A cet égard, soulignait le membre du CESIN, il faut établir des pré-requis pour mettre en oeuvre une culture de la cyber-sécurité by design, et ce, aussi bien pour les concepteurs “de dispositifs médicaux, de systèmes de gestion d’énergie, d’ascenseurs et de tout équipement connecté de l’hôpital”.
Démarche holistique
Les deux interlocuteurs évoquent également le “maillon faible” que demeure souvent l’utilisateur final lui-même. Par manque d’information ou de formation. “il est nécessaire d’adapter les messages de sensibilisation à la cible. En effet, chaque acteur de l’écosystème de santé (employés, professionnels de santé, directions hospitalières…) a une vision différente de la structure pour laquelle ils travaillent. Il faut donc bien prendre en compte les difficultés métier de chacun. […] (Actuellement), le plus efficace et le plus concret, ce sont les exercices de gestion de cyber-crise qui permettent de simuler des pannes complètes d’équipements numériques et de tester les plans blancs des établissements de santé.”

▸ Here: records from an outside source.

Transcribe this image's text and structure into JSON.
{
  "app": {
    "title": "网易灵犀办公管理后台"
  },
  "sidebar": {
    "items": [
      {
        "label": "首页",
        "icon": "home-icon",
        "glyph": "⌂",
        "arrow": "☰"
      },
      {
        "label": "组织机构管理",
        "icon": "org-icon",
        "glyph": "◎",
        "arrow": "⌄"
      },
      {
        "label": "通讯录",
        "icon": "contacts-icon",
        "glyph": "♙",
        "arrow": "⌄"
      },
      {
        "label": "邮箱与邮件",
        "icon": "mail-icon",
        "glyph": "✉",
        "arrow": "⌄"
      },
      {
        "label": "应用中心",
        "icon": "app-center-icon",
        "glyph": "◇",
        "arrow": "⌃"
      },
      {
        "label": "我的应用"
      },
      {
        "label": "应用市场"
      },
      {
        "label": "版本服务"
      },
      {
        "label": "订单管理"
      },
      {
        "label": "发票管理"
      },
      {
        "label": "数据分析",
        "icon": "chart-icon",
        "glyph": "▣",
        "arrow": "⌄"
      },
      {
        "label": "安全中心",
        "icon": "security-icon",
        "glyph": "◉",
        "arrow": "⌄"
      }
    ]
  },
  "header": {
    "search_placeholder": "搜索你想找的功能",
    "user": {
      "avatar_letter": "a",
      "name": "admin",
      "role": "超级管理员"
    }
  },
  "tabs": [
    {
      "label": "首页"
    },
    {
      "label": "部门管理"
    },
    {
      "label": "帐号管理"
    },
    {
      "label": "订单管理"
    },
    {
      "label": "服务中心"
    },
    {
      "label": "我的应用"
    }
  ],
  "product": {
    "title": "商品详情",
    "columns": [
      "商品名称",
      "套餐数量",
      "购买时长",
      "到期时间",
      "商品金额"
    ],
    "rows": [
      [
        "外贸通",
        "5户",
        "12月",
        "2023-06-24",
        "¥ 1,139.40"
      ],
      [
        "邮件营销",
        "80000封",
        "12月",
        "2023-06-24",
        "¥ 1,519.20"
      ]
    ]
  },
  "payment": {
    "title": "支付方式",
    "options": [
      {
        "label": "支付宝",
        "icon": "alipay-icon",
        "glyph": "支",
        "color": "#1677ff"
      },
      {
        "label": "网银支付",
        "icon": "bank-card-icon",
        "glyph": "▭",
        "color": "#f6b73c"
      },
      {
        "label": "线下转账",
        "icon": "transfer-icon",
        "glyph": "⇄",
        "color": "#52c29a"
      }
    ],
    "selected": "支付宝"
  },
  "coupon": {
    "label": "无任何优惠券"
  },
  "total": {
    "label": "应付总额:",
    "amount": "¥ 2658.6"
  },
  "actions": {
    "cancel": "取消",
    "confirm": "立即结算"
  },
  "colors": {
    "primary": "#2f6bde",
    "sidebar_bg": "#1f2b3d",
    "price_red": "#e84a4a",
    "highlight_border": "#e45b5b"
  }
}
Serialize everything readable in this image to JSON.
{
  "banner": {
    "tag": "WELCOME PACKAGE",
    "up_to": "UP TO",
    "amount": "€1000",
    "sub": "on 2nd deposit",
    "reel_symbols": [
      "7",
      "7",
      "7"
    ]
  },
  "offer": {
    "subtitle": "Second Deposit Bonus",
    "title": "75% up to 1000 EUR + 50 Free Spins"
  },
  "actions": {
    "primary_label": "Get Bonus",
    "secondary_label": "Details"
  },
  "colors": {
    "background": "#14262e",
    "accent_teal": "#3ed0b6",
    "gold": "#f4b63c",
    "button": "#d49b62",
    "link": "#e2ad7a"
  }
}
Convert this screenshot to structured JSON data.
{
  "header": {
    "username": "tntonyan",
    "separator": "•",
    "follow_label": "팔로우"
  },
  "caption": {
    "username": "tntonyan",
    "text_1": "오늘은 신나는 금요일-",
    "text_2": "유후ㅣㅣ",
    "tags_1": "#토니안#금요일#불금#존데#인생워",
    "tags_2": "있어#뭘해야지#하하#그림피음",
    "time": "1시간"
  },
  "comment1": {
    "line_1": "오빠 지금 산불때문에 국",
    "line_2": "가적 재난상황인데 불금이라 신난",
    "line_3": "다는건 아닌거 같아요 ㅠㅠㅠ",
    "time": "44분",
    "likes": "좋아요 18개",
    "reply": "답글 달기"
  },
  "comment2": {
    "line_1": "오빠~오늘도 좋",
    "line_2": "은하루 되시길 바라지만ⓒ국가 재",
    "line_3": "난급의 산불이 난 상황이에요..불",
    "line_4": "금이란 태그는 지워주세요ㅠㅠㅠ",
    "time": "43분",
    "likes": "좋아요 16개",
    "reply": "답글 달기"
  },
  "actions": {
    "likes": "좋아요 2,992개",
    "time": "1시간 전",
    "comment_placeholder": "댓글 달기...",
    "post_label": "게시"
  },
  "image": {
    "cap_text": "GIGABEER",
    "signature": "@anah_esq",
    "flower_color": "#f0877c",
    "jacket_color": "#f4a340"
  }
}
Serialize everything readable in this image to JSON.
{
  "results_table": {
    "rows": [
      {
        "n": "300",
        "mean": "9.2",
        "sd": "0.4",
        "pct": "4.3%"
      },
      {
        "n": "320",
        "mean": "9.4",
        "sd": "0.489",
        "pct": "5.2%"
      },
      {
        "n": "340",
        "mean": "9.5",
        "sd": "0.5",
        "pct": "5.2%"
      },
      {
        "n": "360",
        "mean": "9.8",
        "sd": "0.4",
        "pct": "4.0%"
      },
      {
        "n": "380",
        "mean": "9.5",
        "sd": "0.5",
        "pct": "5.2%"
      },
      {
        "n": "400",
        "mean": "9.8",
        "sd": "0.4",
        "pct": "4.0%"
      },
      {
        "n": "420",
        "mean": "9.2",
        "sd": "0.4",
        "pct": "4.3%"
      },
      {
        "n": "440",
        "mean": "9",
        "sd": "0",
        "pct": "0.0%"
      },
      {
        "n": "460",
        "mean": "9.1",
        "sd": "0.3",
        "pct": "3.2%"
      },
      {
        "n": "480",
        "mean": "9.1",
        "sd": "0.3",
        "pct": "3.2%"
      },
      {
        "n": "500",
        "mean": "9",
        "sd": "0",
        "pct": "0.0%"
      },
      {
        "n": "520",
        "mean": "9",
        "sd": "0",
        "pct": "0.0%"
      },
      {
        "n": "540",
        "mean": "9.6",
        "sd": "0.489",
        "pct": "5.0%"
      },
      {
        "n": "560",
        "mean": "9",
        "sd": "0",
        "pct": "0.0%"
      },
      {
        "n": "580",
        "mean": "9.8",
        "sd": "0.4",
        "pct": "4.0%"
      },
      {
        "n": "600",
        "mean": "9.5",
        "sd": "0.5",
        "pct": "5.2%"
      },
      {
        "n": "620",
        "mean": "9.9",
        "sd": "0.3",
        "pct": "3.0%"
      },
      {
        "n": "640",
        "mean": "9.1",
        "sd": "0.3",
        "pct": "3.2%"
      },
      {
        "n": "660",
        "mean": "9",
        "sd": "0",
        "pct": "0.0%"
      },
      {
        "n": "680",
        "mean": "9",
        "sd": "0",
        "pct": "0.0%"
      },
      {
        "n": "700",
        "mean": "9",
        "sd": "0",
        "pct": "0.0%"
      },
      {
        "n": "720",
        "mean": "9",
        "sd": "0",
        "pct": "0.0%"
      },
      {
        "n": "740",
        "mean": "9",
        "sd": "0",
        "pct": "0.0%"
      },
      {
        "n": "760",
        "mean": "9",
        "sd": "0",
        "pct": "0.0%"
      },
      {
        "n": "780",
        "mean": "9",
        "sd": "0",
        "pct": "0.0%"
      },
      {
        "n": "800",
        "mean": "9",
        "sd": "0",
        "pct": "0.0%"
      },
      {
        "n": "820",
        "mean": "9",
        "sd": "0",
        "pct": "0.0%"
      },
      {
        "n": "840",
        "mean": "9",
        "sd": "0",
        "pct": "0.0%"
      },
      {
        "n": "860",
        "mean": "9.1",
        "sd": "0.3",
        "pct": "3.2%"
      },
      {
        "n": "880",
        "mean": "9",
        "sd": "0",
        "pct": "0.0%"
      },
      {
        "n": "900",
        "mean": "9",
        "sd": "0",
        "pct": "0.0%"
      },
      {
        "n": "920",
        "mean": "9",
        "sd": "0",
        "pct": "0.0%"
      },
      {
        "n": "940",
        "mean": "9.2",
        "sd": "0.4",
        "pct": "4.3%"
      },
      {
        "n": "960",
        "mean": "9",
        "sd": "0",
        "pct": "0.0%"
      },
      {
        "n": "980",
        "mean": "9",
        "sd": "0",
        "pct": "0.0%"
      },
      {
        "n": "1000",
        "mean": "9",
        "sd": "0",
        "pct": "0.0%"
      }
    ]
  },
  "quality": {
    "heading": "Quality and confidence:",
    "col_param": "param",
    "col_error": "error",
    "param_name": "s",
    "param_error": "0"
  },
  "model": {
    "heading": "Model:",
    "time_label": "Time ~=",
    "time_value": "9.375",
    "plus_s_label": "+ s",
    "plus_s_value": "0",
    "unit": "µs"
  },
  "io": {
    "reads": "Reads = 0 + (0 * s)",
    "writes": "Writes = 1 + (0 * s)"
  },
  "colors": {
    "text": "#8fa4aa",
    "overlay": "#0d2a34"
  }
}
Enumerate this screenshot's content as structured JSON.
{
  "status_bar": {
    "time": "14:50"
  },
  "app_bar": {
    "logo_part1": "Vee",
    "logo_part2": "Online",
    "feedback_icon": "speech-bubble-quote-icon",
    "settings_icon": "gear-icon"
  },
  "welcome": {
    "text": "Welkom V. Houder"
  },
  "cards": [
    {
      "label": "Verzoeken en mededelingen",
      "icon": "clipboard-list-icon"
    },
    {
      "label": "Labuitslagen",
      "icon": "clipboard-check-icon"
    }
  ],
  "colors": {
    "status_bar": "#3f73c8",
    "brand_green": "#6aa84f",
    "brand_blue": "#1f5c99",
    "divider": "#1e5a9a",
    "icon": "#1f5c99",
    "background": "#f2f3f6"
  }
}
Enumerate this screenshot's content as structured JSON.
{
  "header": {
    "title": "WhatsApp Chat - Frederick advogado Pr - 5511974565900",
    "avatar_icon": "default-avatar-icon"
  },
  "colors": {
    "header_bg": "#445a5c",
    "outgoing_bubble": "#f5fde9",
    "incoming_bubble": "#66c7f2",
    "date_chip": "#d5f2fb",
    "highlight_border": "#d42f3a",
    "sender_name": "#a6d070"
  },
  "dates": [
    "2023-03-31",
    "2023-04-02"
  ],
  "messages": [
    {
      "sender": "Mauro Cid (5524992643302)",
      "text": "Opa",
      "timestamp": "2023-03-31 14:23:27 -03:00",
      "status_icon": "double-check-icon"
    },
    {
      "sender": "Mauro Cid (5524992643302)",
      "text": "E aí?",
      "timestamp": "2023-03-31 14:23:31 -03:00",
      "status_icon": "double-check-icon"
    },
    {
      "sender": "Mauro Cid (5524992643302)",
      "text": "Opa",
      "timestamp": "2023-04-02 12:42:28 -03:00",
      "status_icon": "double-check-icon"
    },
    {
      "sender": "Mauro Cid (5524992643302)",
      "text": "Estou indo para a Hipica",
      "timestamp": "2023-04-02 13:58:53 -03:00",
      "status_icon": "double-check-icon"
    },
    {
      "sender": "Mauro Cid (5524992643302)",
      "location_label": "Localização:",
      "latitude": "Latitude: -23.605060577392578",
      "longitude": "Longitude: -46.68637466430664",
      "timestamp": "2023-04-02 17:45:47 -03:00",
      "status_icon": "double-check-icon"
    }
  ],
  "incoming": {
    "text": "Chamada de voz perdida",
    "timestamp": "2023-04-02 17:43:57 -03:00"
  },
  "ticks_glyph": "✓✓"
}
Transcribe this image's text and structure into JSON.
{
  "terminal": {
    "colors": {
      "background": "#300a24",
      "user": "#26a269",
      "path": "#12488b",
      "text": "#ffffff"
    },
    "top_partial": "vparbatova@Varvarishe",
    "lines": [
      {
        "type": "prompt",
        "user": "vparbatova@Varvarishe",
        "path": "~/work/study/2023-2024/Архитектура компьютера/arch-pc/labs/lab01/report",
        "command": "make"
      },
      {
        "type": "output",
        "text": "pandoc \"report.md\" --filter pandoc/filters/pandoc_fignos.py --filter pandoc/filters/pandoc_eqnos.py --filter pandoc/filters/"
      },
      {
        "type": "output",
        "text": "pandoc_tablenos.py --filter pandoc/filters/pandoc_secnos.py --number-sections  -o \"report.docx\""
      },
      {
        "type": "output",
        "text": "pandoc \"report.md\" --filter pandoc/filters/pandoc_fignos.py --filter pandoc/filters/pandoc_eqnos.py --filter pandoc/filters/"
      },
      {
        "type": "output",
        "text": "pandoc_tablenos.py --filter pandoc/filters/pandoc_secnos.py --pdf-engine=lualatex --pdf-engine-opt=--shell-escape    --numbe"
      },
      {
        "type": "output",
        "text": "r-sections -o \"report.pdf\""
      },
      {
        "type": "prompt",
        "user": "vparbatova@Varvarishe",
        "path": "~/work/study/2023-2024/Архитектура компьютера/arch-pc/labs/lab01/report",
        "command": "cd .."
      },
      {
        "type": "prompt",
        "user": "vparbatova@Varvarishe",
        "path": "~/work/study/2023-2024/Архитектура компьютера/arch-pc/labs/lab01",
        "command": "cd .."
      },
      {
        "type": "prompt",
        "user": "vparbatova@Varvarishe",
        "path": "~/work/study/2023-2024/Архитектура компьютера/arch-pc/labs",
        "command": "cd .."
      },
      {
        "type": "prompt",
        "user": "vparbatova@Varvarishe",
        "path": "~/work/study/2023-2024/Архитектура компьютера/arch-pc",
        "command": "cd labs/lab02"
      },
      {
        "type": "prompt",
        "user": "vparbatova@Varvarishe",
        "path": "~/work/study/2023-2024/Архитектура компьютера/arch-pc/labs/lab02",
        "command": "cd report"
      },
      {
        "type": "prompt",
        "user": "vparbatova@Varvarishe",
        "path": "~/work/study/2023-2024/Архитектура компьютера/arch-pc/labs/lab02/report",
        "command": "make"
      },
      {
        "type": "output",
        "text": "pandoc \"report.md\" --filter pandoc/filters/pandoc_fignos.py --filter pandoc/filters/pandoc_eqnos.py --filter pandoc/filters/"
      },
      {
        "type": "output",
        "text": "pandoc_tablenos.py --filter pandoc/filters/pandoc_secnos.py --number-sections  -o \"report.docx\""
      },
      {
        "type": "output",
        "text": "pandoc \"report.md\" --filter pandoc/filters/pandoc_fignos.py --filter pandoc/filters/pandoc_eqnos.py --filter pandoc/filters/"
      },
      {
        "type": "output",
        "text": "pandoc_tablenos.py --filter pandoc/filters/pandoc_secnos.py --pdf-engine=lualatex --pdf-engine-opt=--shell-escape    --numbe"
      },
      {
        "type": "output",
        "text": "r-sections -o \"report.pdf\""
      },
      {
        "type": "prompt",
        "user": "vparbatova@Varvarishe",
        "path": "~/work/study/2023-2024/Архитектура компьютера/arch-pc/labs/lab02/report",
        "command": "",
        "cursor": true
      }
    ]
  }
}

Autre obligation: penser et agir dans le long terme: “Le plus gros défi sera de faire comprendre aux responsables de la sécurité informatique qu’il ne suffit pas de se mettre en conformité avec les exigences réglementaires pour faire de la cybersécurité. Une action “one shot” n’est pas suffisante, il faut pérenniser les actions. La mise en conformité doit s’adapter à l’évolution de l’état de l’art. Encore une fois, on peut reprendre l’exemple du contrôle technique pour les voitures. La conformité doit être réévaluée chaque année.”